On peut dire que tous ces gens, qui sont parfois très célèbres et très bien considérés, plantent de jolies fleurs parfumées au bord d'un gouffre vertigineux, mortel, puis incitent les passants à se pencher vers elles pour en apprécier le parfum.
Ceux qui tombent ne risquent pas de leur faire un procès, et ceux qui ne tombent pas les remercient sans voir le gouffre.

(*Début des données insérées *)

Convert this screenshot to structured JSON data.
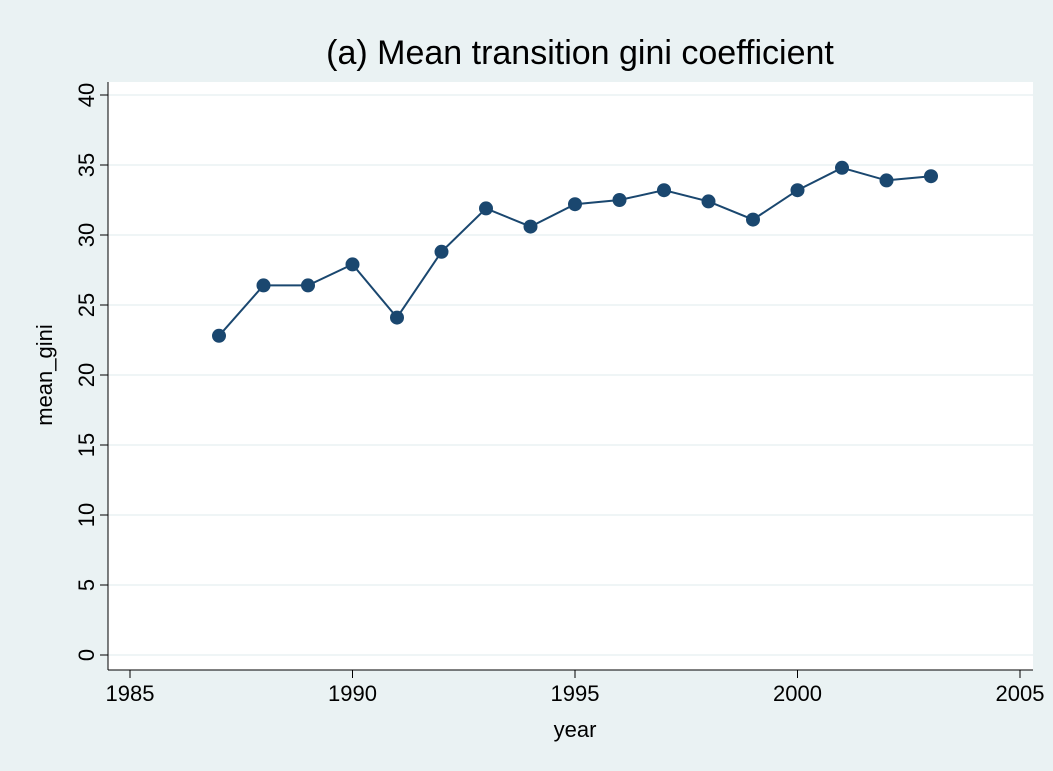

On a tous, en soi, une petite voix maléfique qui se fait l'appui de tous les discours séducteurs et trompeurs que l'on peut entendre autour de soi.
Chaque être humain héberge, qu'il le veuille ou non, une instance qui aime gâcher et détruire. C'est cette voix qui présente le suicide comme un acte courageux, une manière de prouver sa liberté, etc. Elle ne nous veut que du mal, exactement comme les fournisseurs d'alcool et de drogue ne nous veulent que du mal : notre déchéance est leur gagne-pain.

Mais heureusement, on a aussi tous l'instance contraire, celle qui parle du vrai courage, qui consiste à prendre le chemin difficile, celui qui monte, de la vraie liberté, celle qui est une responsabilité, et de la possibilité de changer pour le mieux, au prix d'une réflexion personnelle exigeantes, de recherches, de lectures et d'efforts quotidiens.

En résumé, il y a des gens qui vivent de la mort des autres - un peu comme les tiques et les autres animaux sympathiques de ce genre.
Ils vendent des armes, de la drogue, de l'alcool, des idées qui sont pareilles à des couteaux sans manche (on ne peut s'en saisir sans se blesser soi-même), et eux-mêmes ne se battent pas, ne se droguent pas, ne boivent pas, et ne croient pas à ce qu'ils racontent.

Ils appellent les gens au bord du gouffre, leur expliquent que s'ils y croient très fort et qu'ils sautent, ils vont s'envoler, puis quand tout le monde est mort, rentrent tranquillement chez eux par le chemin le plus sûr pour recommencer le lendemain avec d'autres...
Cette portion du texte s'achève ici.